On Tuesday, thousands of Ghanaians thronged Accra’s streets to demand that Ernest Addison, the governor of the central bank, be fired for mismanaging the country’s economy during a dire debt crisis.
One of the biggest economies in West Africa has been experiencing economic challenges, rising living costs, and unemployment as a result of this crisis, which has been called the worst in a generation. Last month, the metropolis was already engulfed in similar protests.
Under the careful eye of riot police, the protesters marched to the central bank’s offices while playing reggae music over speakers and chanting for the resignation of Addison and his two deputies. Many attendees wore red and black clothing to represent sadness.
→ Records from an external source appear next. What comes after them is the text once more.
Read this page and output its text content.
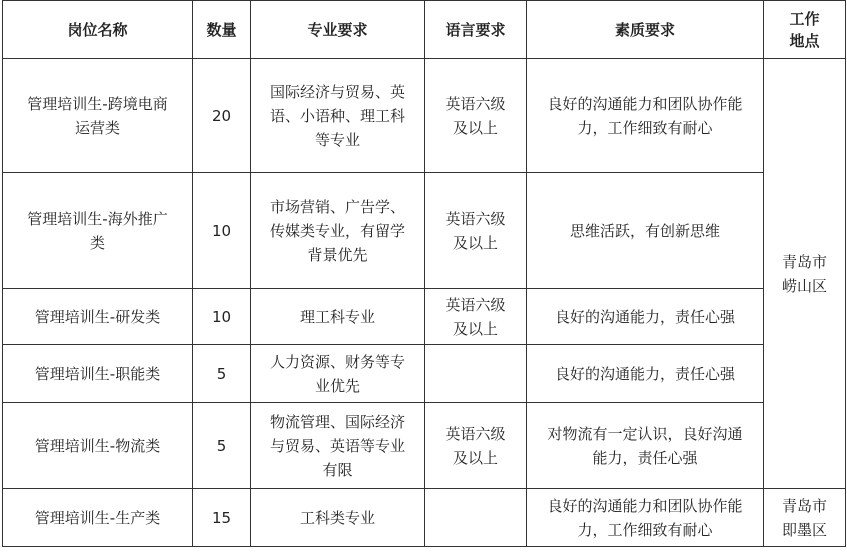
岗位名称	数量	专业要求	语言要求	素质要求	工作地点
管理培训生-跨境电商运营类	20	国际经济与贸易、英语、小语种、理工科等专业	英语六级及以上	良好的沟通能力和团队协作能力，工作细致有耐心	青岛市崂山区
管理培训生-海外推广类	10	市场营销、广告学、传媒类专业，有留学背景优先	英语六级及以上	思维活跃，有创新思维	
管理培训生-研发类	10	理工科专业	英语六级及以上	良好的沟通能力，责任心强	
管理培训生-职能类	5	人力资源、财务等专业优先		良好的沟通能力，责任心强	
管理培训生-物流类	5	物流管理、国际经济与贸易、英语等专业有限	英语六级及以上	对物流有一定认识，良好沟通能力，责任心强	
管理培训生-生产类	15	工科类专业		良好的沟通能力和团队协作能力，工作细致有耐心	青岛市即墨区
Emmanuel Quarcoo, 29, who is currently unemployed, expressed his dissatisfaction, stating, “We want Addison out because he has shown us that he is not able to manage the Bank of Ghana. How can the Bank of Ghana incur such a significant loss? What are they selling?”
A record loss of 60.8 billion cedis ($5.3 billion) for 2022 was disclosed by Ghana’s central bank in July, mostly as a result of debt restructuring. Ghana, which is well-known for producing gold, oil, and cocoa, has agreed to a $3 billion, three-year loan programme with the International Monetary Fund (IMF) in response to the crisis. One requirement to access these funds is debt restructuring.
The demonstrations highlight the growing concerns and demands for accountability in the face of Ghana’s economic difficulties.